1.1 This test method describes a high-pressure, high-temperature digestion technique using the high-pressure asher (HPA) for preparation of oils and oily waste specimens for determination of up to 28 different elements by inductively coupled plasma-atomic emission plasma spectroscopy (ICP-AES), cold-vapor atomic absorption spectroscopy (CVAAS), and graphite furnace atomic absorption spectroscopy (GFAAS). Oily and high-percentage organic waste streams from nuclear and non-nuclear manufacturing processes can be successfully prepared for trace element determinations by ICP-AES, CVAAS, and GFAAS. This method is applicable to the determination of total trace elements in these mixed wastes. Specimens prepared by this method can be used to characterize organic mixed waste streams received by hazardous waste treatment incinerators and for total element characterization of the waste streams.
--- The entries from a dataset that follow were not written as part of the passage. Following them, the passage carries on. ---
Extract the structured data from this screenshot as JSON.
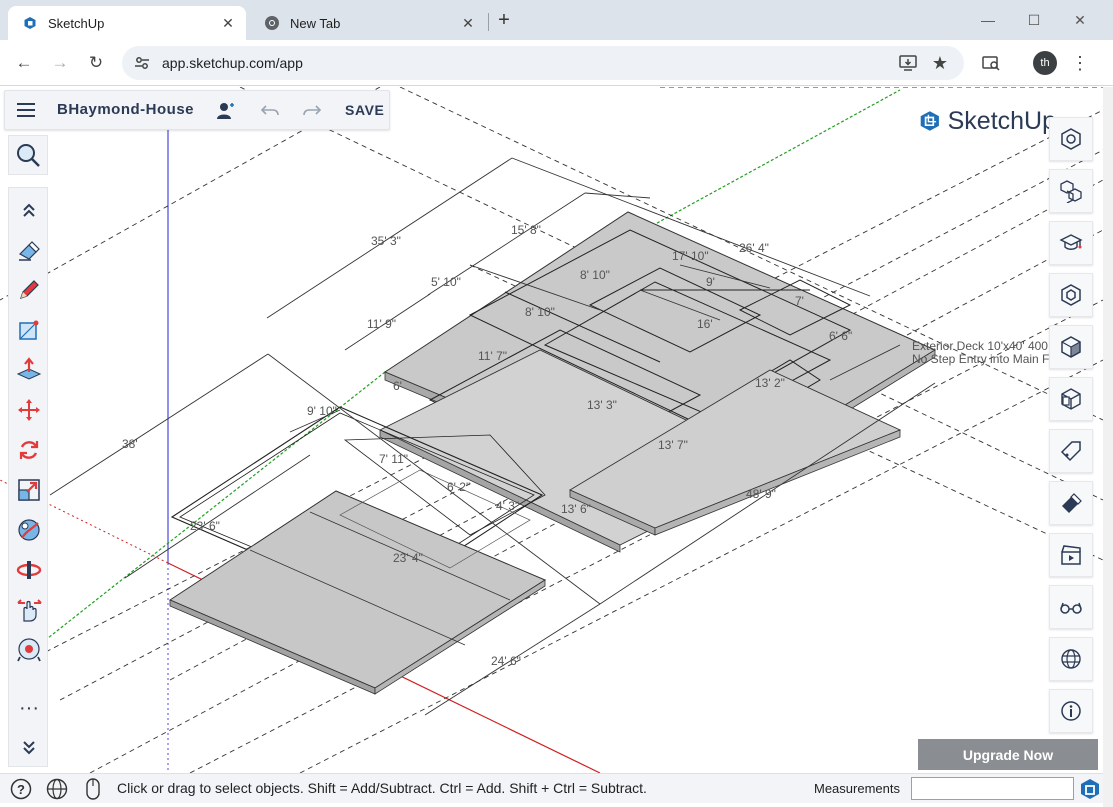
{
  "browser": {
    "tabs": [
      {
        "label": "SketchUp",
        "icon": "sketchup-favicon",
        "active": true
      },
      {
        "label": "New Tab",
        "icon": "chrome-icon",
        "active": false
      }
    ],
    "url": "app.sketchup.com/app",
    "profile_initials": "th"
  },
  "app": {
    "project_title": "BHaymond-House",
    "save_label": "SAVE",
    "logo_text": "SketchUp",
    "upgrade_label": "Upgrade Now"
  },
  "left_tools": [
    "search-tool",
    "collapse",
    "eraser",
    "pencil-line",
    "rectangle",
    "push-pull",
    "move",
    "rotate",
    "scale",
    "orbit",
    "pan",
    "hand",
    "walk",
    "more",
    "expand"
  ],
  "right_panels": [
    "entity-info",
    "components",
    "instructor",
    "materials",
    "styles",
    "scenes",
    "tags",
    "outliner",
    "scene-manager",
    "display",
    "globe-geolocation",
    "info"
  ],
  "model_labels": {
    "dims": [
      "35' 3\"",
      "15' 8\"",
      "26' 4\"",
      "17' 10\"",
      "9'",
      "7'",
      "8' 10\"",
      "5' 10\"",
      "8' 10\"",
      "11' 9\"",
      "16'",
      "6' 6\"",
      "11' 7\"",
      "13' 3\"",
      "13' 2\"",
      "6'",
      "9' 10\"",
      "38'",
      "7' 11\"",
      "6' 2\"",
      "4' 3\"",
      "13' 7\"",
      "13' 6\"",
      "48' 9\"",
      "23' 6\"",
      "23' 4\"",
      "24' 6\""
    ],
    "note_line1": "Exterior Deck 10'x40' 400",
    "note_line2": "No Step Entry into Main F"
  },
  "status": {
    "hint": "Click or drag to select objects. Shift = Add/Subtract. Ctrl = Add. Shift + Ctrl = Subtract.",
    "measurements_label": "Measurements",
    "measurements_value": ""
  }
}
1.2 This test method is applicable only to organic waste streams that contain radioactivity levels that do not require special personnel or environmental protection from radioactivity or other acute hazards.
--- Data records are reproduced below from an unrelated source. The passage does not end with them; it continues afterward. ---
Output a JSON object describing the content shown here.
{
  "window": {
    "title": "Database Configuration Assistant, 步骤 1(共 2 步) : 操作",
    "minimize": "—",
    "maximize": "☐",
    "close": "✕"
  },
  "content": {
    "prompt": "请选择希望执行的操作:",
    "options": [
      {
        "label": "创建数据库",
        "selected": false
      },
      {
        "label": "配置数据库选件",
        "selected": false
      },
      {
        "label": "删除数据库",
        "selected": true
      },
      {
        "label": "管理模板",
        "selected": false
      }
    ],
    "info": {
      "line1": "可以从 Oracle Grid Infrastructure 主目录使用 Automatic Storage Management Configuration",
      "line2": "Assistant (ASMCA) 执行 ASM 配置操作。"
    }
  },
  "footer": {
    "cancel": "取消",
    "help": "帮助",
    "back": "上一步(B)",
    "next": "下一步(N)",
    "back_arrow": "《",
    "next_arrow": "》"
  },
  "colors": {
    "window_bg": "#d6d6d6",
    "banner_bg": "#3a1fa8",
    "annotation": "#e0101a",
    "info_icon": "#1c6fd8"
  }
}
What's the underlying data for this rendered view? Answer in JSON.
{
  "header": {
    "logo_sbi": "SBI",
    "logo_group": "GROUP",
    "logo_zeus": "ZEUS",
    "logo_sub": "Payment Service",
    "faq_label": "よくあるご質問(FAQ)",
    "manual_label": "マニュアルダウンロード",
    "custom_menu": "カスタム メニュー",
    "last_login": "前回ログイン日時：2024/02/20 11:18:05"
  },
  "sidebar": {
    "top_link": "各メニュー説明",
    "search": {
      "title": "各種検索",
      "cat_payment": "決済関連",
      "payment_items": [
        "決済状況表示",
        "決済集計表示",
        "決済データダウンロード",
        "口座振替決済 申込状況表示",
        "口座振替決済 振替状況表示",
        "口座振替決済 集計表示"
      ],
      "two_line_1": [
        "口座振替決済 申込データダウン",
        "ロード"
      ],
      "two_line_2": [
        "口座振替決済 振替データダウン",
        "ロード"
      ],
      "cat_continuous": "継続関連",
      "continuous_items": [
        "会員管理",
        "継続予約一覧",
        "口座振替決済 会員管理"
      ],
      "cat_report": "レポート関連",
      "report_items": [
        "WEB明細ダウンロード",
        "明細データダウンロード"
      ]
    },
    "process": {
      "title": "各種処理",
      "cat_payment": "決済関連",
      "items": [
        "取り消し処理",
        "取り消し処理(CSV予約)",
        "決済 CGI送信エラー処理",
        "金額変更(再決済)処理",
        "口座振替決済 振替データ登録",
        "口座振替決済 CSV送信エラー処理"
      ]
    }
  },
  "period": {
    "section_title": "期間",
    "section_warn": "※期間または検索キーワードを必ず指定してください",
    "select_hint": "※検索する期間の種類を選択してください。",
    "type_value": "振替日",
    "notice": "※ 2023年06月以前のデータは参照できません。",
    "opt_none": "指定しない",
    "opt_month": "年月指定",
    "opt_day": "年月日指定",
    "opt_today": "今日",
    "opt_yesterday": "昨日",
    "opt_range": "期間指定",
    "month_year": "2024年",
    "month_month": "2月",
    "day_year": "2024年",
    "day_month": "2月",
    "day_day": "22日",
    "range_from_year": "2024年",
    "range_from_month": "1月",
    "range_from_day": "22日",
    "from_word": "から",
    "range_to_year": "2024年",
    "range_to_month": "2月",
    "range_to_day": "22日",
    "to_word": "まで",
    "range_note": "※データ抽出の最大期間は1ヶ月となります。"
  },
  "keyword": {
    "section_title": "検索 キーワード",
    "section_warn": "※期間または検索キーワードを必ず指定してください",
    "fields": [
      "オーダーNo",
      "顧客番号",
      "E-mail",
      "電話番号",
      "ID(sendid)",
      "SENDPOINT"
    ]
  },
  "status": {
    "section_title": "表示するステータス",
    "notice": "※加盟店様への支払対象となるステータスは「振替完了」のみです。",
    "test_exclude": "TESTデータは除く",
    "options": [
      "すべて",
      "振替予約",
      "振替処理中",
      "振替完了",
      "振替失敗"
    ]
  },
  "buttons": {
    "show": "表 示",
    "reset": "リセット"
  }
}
1.3 A list of elements determined in oily waste streams is found in Table 1.
1.4 This test method has been used successfully to completely digest a large variety of oils and oily mixed waste streams from nuclear processing facilities. While the method has been used to report data on up to 28 trace elements, its success should not be expected for all analytes in every specimen. The overall nature of these oily wastes tends to be heterogeneous that can affect the results. Homogeneity of the prepared sample is critical to the precision and quality of the results. Some elements, notably silver and antimony, may be recovered on a semiquantitative basis, while most results are highly quantitative.
1.5 This procedure is designed to be applicable to samples whose preparation methods are not defined, or not suitable, by other regulatory procedures or requirements, such as the U.S. Environmental Protection Agency (EPA) SW-846 and EPA-600 4-79-020 documents. This digestion method is designed to provide a high level of accuracy and precision, but does not replace or override any regulatory requirements for sample preparation.
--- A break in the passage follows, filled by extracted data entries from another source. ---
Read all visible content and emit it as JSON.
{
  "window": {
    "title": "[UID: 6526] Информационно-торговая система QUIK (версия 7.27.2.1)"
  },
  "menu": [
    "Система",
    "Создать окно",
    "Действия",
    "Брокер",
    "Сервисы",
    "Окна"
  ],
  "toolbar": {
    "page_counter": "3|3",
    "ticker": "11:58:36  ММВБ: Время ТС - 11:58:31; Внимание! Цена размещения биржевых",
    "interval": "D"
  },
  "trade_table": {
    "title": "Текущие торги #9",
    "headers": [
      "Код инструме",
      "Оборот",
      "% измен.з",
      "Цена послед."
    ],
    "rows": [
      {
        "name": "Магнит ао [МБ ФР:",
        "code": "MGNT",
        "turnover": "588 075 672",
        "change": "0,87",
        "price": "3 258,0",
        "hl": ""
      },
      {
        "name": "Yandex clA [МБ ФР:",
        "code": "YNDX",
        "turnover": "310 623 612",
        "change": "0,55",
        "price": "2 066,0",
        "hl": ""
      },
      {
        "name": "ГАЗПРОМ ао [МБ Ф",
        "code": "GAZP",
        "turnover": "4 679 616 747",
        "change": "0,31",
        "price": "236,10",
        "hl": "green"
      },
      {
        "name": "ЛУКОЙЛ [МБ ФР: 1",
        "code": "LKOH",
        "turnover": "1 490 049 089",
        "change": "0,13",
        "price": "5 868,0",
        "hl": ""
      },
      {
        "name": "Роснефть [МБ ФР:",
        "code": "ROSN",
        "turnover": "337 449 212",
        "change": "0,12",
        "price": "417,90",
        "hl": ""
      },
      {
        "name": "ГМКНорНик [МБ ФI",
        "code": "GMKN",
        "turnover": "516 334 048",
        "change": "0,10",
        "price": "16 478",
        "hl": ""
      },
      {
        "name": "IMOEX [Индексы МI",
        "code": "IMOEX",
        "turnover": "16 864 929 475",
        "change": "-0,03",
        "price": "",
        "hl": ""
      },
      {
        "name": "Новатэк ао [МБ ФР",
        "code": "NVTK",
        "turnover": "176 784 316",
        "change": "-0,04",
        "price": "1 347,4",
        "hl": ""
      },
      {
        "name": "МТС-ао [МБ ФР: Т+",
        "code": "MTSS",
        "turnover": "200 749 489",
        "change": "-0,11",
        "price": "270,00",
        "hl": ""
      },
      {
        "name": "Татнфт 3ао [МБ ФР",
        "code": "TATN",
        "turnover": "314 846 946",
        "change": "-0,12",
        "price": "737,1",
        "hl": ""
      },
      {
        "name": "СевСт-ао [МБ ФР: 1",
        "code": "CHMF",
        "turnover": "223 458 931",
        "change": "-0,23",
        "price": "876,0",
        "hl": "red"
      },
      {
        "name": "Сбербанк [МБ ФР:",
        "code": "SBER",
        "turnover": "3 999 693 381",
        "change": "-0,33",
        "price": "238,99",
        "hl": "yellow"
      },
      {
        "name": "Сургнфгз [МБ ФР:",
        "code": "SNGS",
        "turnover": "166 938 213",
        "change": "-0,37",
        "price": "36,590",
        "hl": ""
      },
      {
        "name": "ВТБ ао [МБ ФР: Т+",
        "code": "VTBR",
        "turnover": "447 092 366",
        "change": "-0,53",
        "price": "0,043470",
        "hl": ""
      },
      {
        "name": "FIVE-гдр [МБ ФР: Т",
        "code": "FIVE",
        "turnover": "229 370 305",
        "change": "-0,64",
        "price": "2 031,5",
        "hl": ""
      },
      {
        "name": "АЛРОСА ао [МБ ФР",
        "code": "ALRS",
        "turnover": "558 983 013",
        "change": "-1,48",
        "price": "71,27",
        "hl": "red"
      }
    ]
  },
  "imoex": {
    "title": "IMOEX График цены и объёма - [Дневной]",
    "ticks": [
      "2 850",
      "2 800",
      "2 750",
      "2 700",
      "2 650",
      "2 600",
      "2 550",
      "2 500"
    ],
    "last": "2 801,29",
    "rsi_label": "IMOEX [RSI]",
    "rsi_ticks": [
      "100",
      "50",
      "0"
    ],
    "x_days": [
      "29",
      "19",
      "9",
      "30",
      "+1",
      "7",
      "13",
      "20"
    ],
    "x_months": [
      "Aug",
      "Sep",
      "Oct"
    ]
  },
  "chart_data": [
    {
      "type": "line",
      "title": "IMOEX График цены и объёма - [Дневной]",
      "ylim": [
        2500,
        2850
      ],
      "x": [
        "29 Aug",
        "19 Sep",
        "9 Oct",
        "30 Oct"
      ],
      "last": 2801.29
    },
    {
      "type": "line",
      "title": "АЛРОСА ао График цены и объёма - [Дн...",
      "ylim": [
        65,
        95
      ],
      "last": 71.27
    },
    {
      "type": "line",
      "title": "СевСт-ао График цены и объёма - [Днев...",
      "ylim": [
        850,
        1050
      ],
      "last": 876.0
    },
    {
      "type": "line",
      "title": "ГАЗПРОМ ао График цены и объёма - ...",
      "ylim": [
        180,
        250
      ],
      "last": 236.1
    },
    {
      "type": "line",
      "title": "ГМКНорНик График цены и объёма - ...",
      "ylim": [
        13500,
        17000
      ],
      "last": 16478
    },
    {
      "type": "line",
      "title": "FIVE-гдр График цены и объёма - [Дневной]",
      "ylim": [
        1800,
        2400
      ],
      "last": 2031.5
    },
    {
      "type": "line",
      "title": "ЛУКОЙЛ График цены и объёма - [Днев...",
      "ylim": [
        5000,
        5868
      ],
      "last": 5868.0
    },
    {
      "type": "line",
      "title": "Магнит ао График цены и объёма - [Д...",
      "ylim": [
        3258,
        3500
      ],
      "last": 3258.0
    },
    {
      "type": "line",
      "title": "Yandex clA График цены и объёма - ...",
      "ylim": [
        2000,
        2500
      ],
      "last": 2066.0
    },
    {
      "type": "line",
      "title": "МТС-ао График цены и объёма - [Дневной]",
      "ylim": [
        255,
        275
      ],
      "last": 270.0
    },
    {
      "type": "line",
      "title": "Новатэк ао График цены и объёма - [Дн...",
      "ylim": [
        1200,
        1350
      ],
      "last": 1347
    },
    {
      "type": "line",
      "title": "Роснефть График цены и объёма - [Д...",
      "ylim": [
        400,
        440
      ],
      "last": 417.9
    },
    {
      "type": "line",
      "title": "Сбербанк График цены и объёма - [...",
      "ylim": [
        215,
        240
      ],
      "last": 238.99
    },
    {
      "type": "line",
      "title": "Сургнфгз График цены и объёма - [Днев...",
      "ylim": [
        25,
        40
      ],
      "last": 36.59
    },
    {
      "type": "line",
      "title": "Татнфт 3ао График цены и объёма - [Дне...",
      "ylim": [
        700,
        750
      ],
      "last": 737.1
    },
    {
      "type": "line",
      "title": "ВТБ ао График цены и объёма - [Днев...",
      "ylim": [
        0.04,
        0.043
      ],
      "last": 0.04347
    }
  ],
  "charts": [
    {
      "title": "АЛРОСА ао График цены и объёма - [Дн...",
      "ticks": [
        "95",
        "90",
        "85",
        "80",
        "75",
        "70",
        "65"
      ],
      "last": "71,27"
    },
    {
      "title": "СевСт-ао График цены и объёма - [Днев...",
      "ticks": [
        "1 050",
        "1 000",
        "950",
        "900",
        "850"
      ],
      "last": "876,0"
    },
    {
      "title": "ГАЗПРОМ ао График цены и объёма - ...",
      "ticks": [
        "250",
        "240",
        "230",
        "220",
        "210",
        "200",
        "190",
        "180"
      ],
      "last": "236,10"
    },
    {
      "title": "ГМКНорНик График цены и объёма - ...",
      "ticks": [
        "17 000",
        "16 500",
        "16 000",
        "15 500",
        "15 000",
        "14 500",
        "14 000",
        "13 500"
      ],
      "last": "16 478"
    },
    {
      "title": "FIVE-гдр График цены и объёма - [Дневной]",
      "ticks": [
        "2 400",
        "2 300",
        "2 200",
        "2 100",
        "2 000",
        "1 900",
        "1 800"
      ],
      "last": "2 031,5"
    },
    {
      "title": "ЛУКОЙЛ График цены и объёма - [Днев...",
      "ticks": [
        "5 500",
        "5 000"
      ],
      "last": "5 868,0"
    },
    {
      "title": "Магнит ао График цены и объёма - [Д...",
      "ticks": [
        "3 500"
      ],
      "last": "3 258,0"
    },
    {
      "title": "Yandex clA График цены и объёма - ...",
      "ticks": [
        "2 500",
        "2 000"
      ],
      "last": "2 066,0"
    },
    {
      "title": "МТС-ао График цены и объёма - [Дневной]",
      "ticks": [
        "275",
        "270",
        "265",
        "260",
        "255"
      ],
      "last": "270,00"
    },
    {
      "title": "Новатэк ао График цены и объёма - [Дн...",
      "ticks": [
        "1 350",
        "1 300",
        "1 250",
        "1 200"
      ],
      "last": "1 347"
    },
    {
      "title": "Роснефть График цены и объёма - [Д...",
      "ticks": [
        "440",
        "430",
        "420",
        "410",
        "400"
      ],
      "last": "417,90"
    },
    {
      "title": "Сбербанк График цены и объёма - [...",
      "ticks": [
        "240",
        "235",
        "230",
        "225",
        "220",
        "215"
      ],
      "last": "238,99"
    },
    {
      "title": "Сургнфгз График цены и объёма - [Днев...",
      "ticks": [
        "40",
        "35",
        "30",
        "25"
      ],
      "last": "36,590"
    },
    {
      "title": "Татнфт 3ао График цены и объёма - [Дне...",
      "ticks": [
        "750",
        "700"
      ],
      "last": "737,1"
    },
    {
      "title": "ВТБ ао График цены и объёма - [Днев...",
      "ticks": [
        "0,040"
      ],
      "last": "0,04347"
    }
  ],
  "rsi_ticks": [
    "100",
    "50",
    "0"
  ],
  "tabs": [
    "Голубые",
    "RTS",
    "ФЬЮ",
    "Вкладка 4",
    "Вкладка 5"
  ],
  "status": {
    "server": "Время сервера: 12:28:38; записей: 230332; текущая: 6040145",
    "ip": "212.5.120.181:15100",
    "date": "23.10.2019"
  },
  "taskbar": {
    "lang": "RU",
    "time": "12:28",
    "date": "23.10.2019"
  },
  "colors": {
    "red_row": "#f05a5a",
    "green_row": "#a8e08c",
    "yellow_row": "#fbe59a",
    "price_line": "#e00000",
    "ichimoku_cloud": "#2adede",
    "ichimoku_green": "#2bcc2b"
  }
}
1.6 This method uses hazardous materials, operations, and equipment at high pressure (90-110 bars, 89-108 atm, or 1305-1595 lb/in.2) and high temperatures, up to 320°C, and therefore poses significant hazards if not operated properly. This standard does not purport to address all of the safety problems, if any, associated with its use. It is the responsibility of the user of this standard to establish appropriate safety and health practices and determine the applicability of regulatory limitations prior to use. Specific hazard statements are given in Sections 10 and 11.